Lying just south of Chiang Rai Province’s eponymous capital city, is Wat Rong Khun. Often referred to as the “White Temple” by tourists, this shimmering temple complex is the brainchild of Thai painter-turned-architect, Chalermchai Kositpipat. The principal building of the complex is the ordination hall (called an ubusot), constructed as a white edifice with fragments of mirrored glass embedded into its exterior, said to represent the teachings of the Buddha. The intricate embellishments gives the impression that he building is covered under a layer of frost, imbuing the building with a quality of evanescence, as if the structure could melt out of existence at any moment. Perhaps Kositpipat designed Wat Rong Khun this way to engender the Buddhist doctrine of impertinence.

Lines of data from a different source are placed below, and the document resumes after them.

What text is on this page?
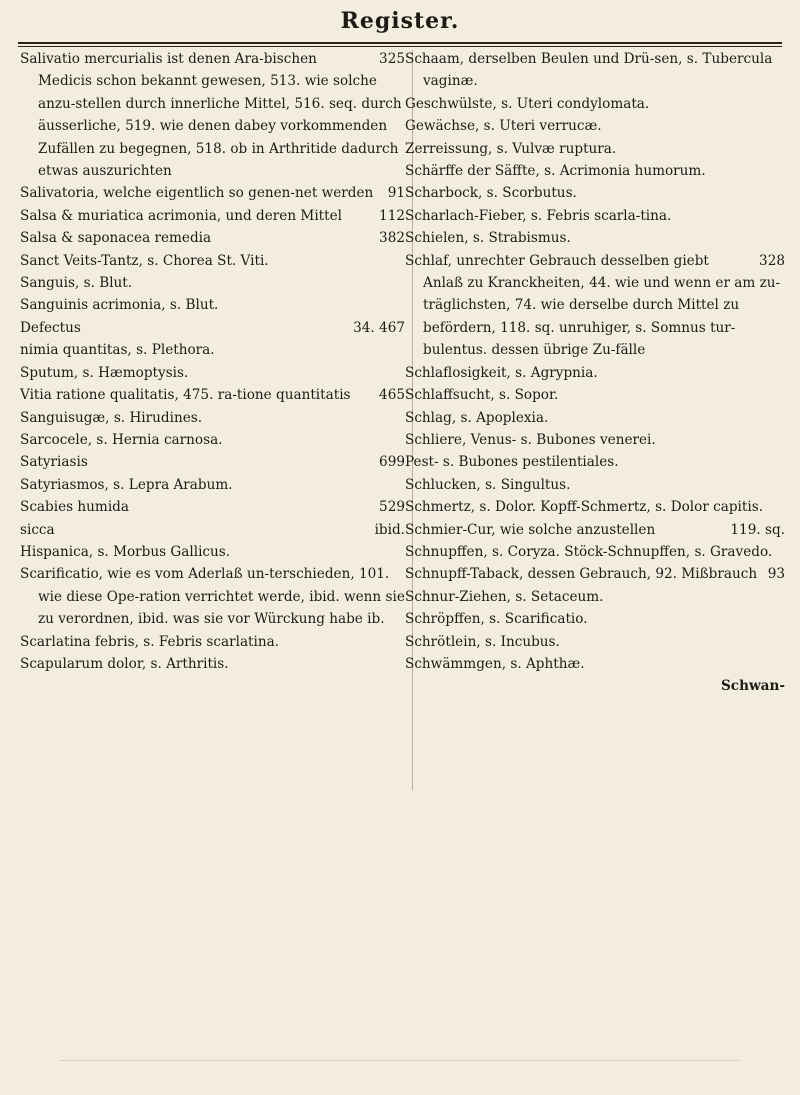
Register.

325
Salivatio mercurialis ist denen Ara-bischen Medicis schon bekannt gewesen, 513. wie solche anzu-stellen durch innerliche Mittel, 516. seq. durch äusserliche, 519. wie denen dabey vorkommenden Zufällen zu begegnen, 518. ob in Arthritide dadurch etwas auszurichten

91
Salivatoria, welche eigentlich so genen-net werden

112
Salsa & muriatica acrimonia, und deren Mittel

382
Salsa & saponacea remedia

Sanct Veits-Tantz, s. Chorea St. Viti.

Sanguis, s. Blut.

Sanguinis acrimonia, s. Blut.

34. 467
Defectus

nimia quantitas, s. Plethora.

Sputum, s. Hæmoptysis.

465
Vitia ratione qualitatis, 475. ra-tione quantitatis

Sanguisugæ, s. Hirudines.

Sarcocele, s. Hernia carnosa.

699
Satyriasis

Satyriasmos, s. Lepra Arabum.

529
Scabies humida

ibid.
sicca

Hispanica, s. Morbus Gallicus.

Scarificatio, wie es vom Aderlaß un-terschieden, 101. wie diese Ope-ration verrichtet werde, ibid. wenn sie zu verordnen, ibid. was sie vor Würckung habe ib.

Scarlatina febris, s. Febris scarlatina.

Scapularum dolor, s. Arthritis.

Schaam, derselben Beulen und Drü-sen, s. Tubercula vaginæ.

Geschwülste, s. Uteri condylomata.

Gewächse, s. Uteri verrucæ.

Zerreissung, s. Vulvæ ruptura.

Schärffe der Säffte, s. Acrimonia humorum.

Scharbock, s. Scorbutus.

Scharlach-Fieber, s. Febris scarla-tina.

Schielen, s. Strabismus.

328
Schlaf, unrechter Gebrauch desselben giebt Anlaß zu Kranckheiten, 44. wie und wenn er am zu-träglichsten, 74. wie derselbe durch Mittel zu befördern, 118. sq. unruhiger, s. Somnus tur-bulentus. dessen übrige Zu-fälle

Schlaflosigkeit, s. Agrypnia.

Schlaffsucht, s. Sopor.

Schlag, s. Apoplexia.

Schliere, Venus- s. Bubones venerei.

Pest- s. Bubones pestilentiales.

Schlucken, s. Singultus.

Schmertz, s. Dolor. Kopff-Schmertz, s. Dolor capitis.

119. sq.
Schmier-Cur, wie solche anzustellen

Schnupffen, s. Coryza. Stöck-Schnupffen, s. Gravedo.

93
Schnupff-Taback, dessen Gebrauch, 92. Mißbrauch

Schnur-Ziehen, s. Setaceum.

Schröpffen, s. Scarificatio.

Schrötlein, s. Incubus.

Schwämmgen, s. Aphthæ.

Schwan-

Leadings to the ubosot is the Bridge of the Cycle of Rebirth, symbolizing the crossing over from the cycle of life and death into a state free of the suffering caused by human desires. At the far end of the bridge, guarding the “gate of heaven”, stand representations of Death and Rahu--an anthropomorphization of the planet responsible for fate, according to Vedic mythology. Like many Buddhist temples, Wat Rong Khun also features murals that contain religious meanings. However, the similarities with traditional Buddhist temples end there, as the angelic-white elegance of the exterior of the ubosot gives way to an interior bearing a visual inferno. The entrance wall is covered with wall art mixing Jakata symbolism with iconic imagery of modern western civilization, such as the burning Twin Towers, Neo, Spiderman, Pickachu, and Darth Vader, among others. These images are set against the backdrop of gigantic demonic-looking Chinese dragons. The wall on the opposite end of the hall, behind the sort of statue of a seated Buddha typically found in Buddhist temples, is a wall-sized mural depicting a peaceful Buddha bathed in orange hues. The symbolism of the murals are pronounced: The teachings of Buddha are an exit from the chaos and confusion spawned by the desires, ideologies, and cheap thrills, of the modern world.

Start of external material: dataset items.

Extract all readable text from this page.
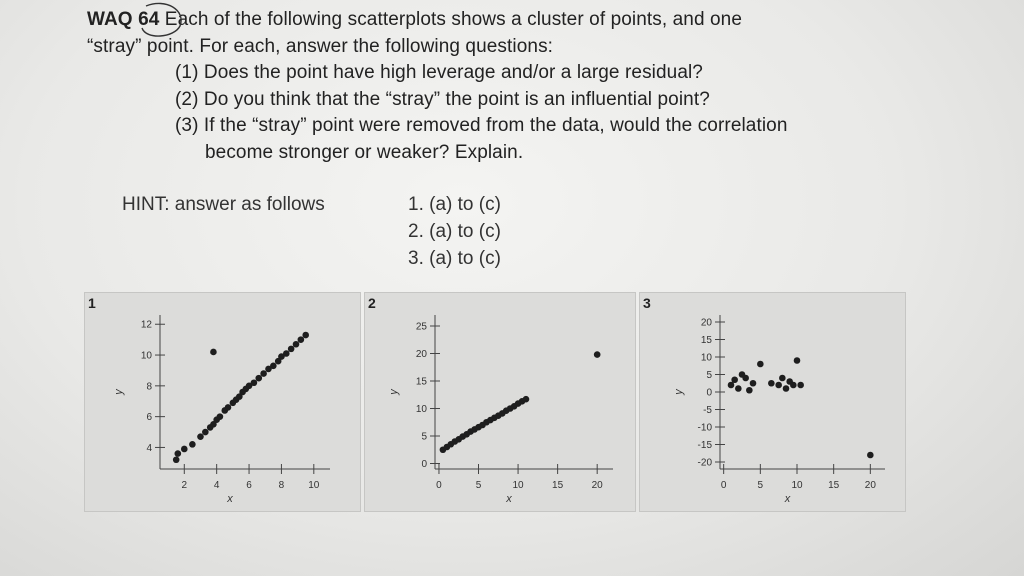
WAQ 64 Each of the following scatterplots shows a cluster of points, and one
“stray” point. For each, answer the following questions:
(1) Does the point have high leverage and/or a large residual?
(2) Do you think that the “stray” the point is an influential point?
(3) If the “stray” point were removed from the data, would the correlation
become stronger or weaker? Explain.
HINT: answer as follows	1. (a) to (c)
2. (a) to (c)
3. (a) to (c)
1
2	4	6	8 10
4
6
8
10
12
x
y
2
0	5	10	15	20
0
5
10
15
20
25
x
y
3
0	5	10	15	20
-20
-15
-10
-5
0
5
10
15
20
x
y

If Wat Rong Khun is heaven then Baan Dum, also known as the “Black House,” is hell. This complex features the architectural and sculpture masterpieces of the late Thawan Duchanee, a contemporary Thai artist, who lived at Baan Dum for much of his life. The centerpiece of Baan Dum is an ominous stained-black, cavernous temple-like building designed in the Northern Thai “Lanna” architectural style. A world of macabre awaits inside it doors. Long dining room tables covered by the skins of snakes equally as large, crocodile skulls, chairs made from animal parts, phallic carvings, and skins hanging from the ceiling, are among some of the objects of which bewildered visitors must contend. The doors on the opposite end of the building open up to the rest of the campus, primarily comprising several dozen structures, also stained-back and redolent of the Lanna style. Other buildings in the complex take on varying forms such as the breast-shaped chambers and the apartment that looks like a slug. Only a handful of the buildings are open to the public, but one can observe, by peering through the windows, that all are chock full of the same sort of brow-raising artifacts found in the main hall, truly a matrix of the absurd—an occult counterpoint to the angelic hues of Wat Rong Khun.